I've been evaluating Kojo for the purposes of introducing my kids to programming. Yesterday I tried to rewrite this example from the Tweetable Mathematical Art contest on codegolf.stackexchange.com. It works, but is extremely slow - painting a 200x200 square takes over 20 seconds. (I had to paint dot-by-dot because I could not figure out if there is a pixel graphics API - if there is, a pointer would be appreciated.)
import Staging._
import Staging.{screenSize, dot}
reset
screenSize(200, 200)
println(screenWidth)
background(black)
class ColorGen {
var map = Array.ofDim[Int](200, 200)
map(0)(0) = random(256)
for (i <- 1 until 200) {
map(i)(0) = if (random(5) == 0) random(256) else map(i-1)(0)

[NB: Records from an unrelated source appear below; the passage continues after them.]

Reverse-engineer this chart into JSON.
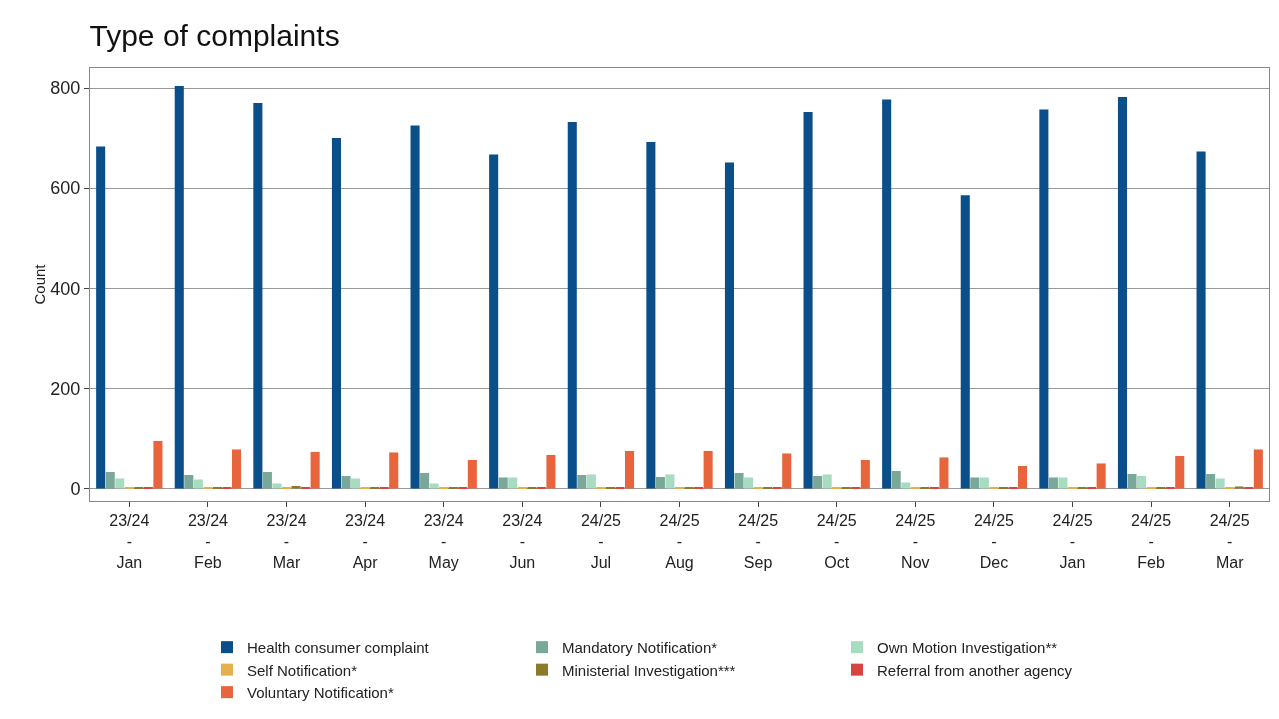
{
  "chart_data": {
    "type": "bar",
    "title": "Type of complaints",
    "ylabel": "Count",
    "categories": [
      "23/24\n-\nJan",
      "23/24\n-\nFeb",
      "23/24\n-\nMar",
      "23/24\n-\nApr",
      "23/24\n-\nMay",
      "23/24\n-\nJun",
      "24/25\n-\nJul",
      "24/25\n-\nAug",
      "24/25\n-\nSep",
      "24/25\n-\nOct",
      "24/25\n-\nNov",
      "24/25\n-\nDec",
      "24/25\n-\nJan",
      "24/25\n-\nFeb",
      "24/25\n-\nMar"
    ],
    "series": [
      {
        "name": "Health consumer complaint",
        "color": "#0b4f8a",
        "values": [
          683,
          804,
          770,
          700,
          725,
          667,
          732,
          692,
          651,
          752,
          777,
          586,
          757,
          782,
          673
        ]
      },
      {
        "name": "Mandatory Notification*",
        "color": "#7aa898",
        "values": [
          33,
          27,
          33,
          25,
          31,
          22,
          27,
          23,
          31,
          25,
          35,
          22,
          22,
          29,
          29
        ]
      },
      {
        "name": "Own Motion Investigation**",
        "color": "#a8dcc0",
        "values": [
          20,
          18,
          10,
          20,
          10,
          22,
          28,
          28,
          22,
          28,
          12,
          22,
          22,
          25,
          20
        ]
      },
      {
        "name": "Self Notification*",
        "color": "#e8b048",
        "values": [
          2,
          2,
          2,
          1,
          2,
          1,
          1,
          1,
          1,
          1,
          1,
          1,
          2,
          2,
          2
        ]
      },
      {
        "name": "Ministerial Investigation***",
        "color": "#8a7a2a",
        "values": [
          1,
          3,
          5,
          1,
          1,
          1,
          1,
          1,
          1,
          1,
          1,
          1,
          1,
          1,
          4
        ]
      },
      {
        "name": "Referral from another agency",
        "color": "#d9453c",
        "values": [
          1,
          1,
          1,
          1,
          1,
          1,
          1,
          1,
          1,
          1,
          1,
          1,
          1,
          1,
          1
        ]
      },
      {
        "name": "Voluntary Notification*",
        "color": "#e8643c",
        "values": [
          95,
          78,
          73,
          72,
          57,
          67,
          75,
          75,
          70,
          57,
          62,
          45,
          50,
          65,
          78
        ]
      }
    ],
    "ylim": [
      -25,
      840
    ],
    "yticks": [
      0,
      200,
      400,
      600,
      800
    ],
    "grid": "y",
    "legend": "bottom"
  }
}
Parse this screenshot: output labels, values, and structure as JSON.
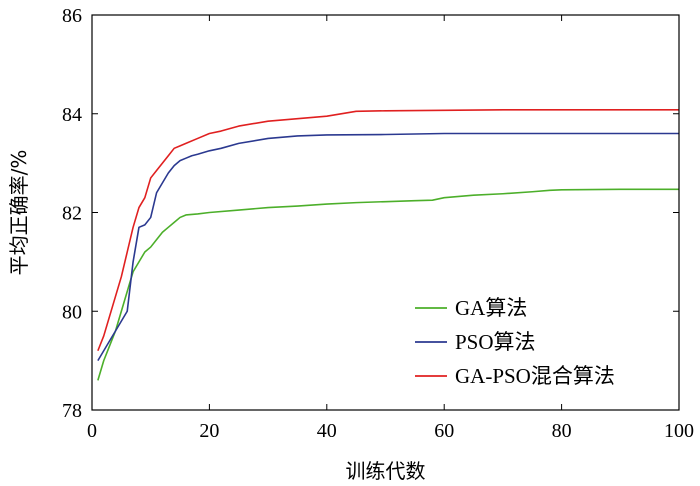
{
  "chart_data": {
    "type": "line",
    "xlabel": "训练代数",
    "ylabel": "平均正确率/%",
    "xlim": [
      0,
      100
    ],
    "ylim": [
      78,
      86
    ],
    "xticks": [
      0,
      20,
      40,
      60,
      80,
      100
    ],
    "yticks": [
      78,
      80,
      82,
      84,
      86
    ],
    "grid": false,
    "legend_position": "bottom-right",
    "series": [
      {
        "name": "GA算法",
        "color": "#4caf2a",
        "points": [
          [
            1,
            78.6
          ],
          [
            2,
            79.0
          ],
          [
            3,
            79.3
          ],
          [
            4,
            79.6
          ],
          [
            5,
            80.0
          ],
          [
            6,
            80.4
          ],
          [
            7,
            80.8
          ],
          [
            8,
            81.0
          ],
          [
            9,
            81.2
          ],
          [
            10,
            81.3
          ],
          [
            11,
            81.45
          ],
          [
            12,
            81.6
          ],
          [
            13,
            81.7
          ],
          [
            14,
            81.8
          ],
          [
            15,
            81.9
          ],
          [
            16,
            81.95
          ],
          [
            18,
            81.97
          ],
          [
            20,
            82.0
          ],
          [
            25,
            82.05
          ],
          [
            30,
            82.1
          ],
          [
            35,
            82.13
          ],
          [
            40,
            82.17
          ],
          [
            45,
            82.2
          ],
          [
            50,
            82.22
          ],
          [
            55,
            82.24
          ],
          [
            58,
            82.25
          ],
          [
            60,
            82.3
          ],
          [
            65,
            82.35
          ],
          [
            70,
            82.38
          ],
          [
            75,
            82.42
          ],
          [
            78,
            82.45
          ],
          [
            80,
            82.46
          ],
          [
            90,
            82.47
          ],
          [
            100,
            82.47
          ]
        ]
      },
      {
        "name": "PSO算法",
        "color": "#2b3990",
        "points": [
          [
            1,
            79.0
          ],
          [
            2,
            79.2
          ],
          [
            3,
            79.4
          ],
          [
            4,
            79.6
          ],
          [
            5,
            79.8
          ],
          [
            6,
            80.0
          ],
          [
            7,
            81.0
          ],
          [
            8,
            81.7
          ],
          [
            9,
            81.75
          ],
          [
            10,
            81.9
          ],
          [
            11,
            82.4
          ],
          [
            12,
            82.6
          ],
          [
            13,
            82.8
          ],
          [
            14,
            82.95
          ],
          [
            15,
            83.05
          ],
          [
            16,
            83.1
          ],
          [
            17,
            83.15
          ],
          [
            18,
            83.18
          ],
          [
            20,
            83.25
          ],
          [
            22,
            83.3
          ],
          [
            25,
            83.4
          ],
          [
            30,
            83.5
          ],
          [
            35,
            83.55
          ],
          [
            40,
            83.57
          ],
          [
            50,
            83.58
          ],
          [
            60,
            83.6
          ],
          [
            70,
            83.6
          ],
          [
            80,
            83.6
          ],
          [
            90,
            83.6
          ],
          [
            100,
            83.6
          ]
        ]
      },
      {
        "name": "GA-PSO混合算法",
        "color": "#e02020",
        "points": [
          [
            1,
            79.2
          ],
          [
            2,
            79.5
          ],
          [
            3,
            79.9
          ],
          [
            4,
            80.3
          ],
          [
            5,
            80.7
          ],
          [
            6,
            81.2
          ],
          [
            7,
            81.7
          ],
          [
            8,
            82.1
          ],
          [
            9,
            82.3
          ],
          [
            10,
            82.7
          ],
          [
            11,
            82.85
          ],
          [
            12,
            83.0
          ],
          [
            13,
            83.15
          ],
          [
            14,
            83.3
          ],
          [
            15,
            83.35
          ],
          [
            16,
            83.4
          ],
          [
            18,
            83.5
          ],
          [
            20,
            83.6
          ],
          [
            22,
            83.65
          ],
          [
            25,
            83.75
          ],
          [
            30,
            83.85
          ],
          [
            35,
            83.9
          ],
          [
            40,
            83.95
          ],
          [
            45,
            84.05
          ],
          [
            50,
            84.06
          ],
          [
            60,
            84.07
          ],
          [
            70,
            84.08
          ],
          [
            80,
            84.08
          ],
          [
            90,
            84.08
          ],
          [
            100,
            84.08
          ]
        ]
      }
    ]
  }
}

map(0)(i) = if (random(5) == 0) random(256) else map(0)(i-1)
}
def get(i: Int, j: Int): Int = {
if (map(i)(j) == 0) {
val d = random(3) + 1
map(i)(j) = if (random(1000) == 0) random(256)
else {get((200+i-(d&1)) % 200, (200+j-(d >> 1)) % 200)}
}
map(i)(j)
}
}
val r = new ColorGen
val g = new ColorGen
val b = new ColorGen
for (x <- 0 until 200; y <- 0 until 200) {
stroke(color(r.get(x,y), g.get(x,y), b.get(x,y)))
dot(x, y)
}
println("DONE")
I then did the same sample in Processing and found it capable of repainting a 200x200 square over thirty times per second.
Does this happen because Kojo is inherently slower, or because it is not suitable for pixel graphics?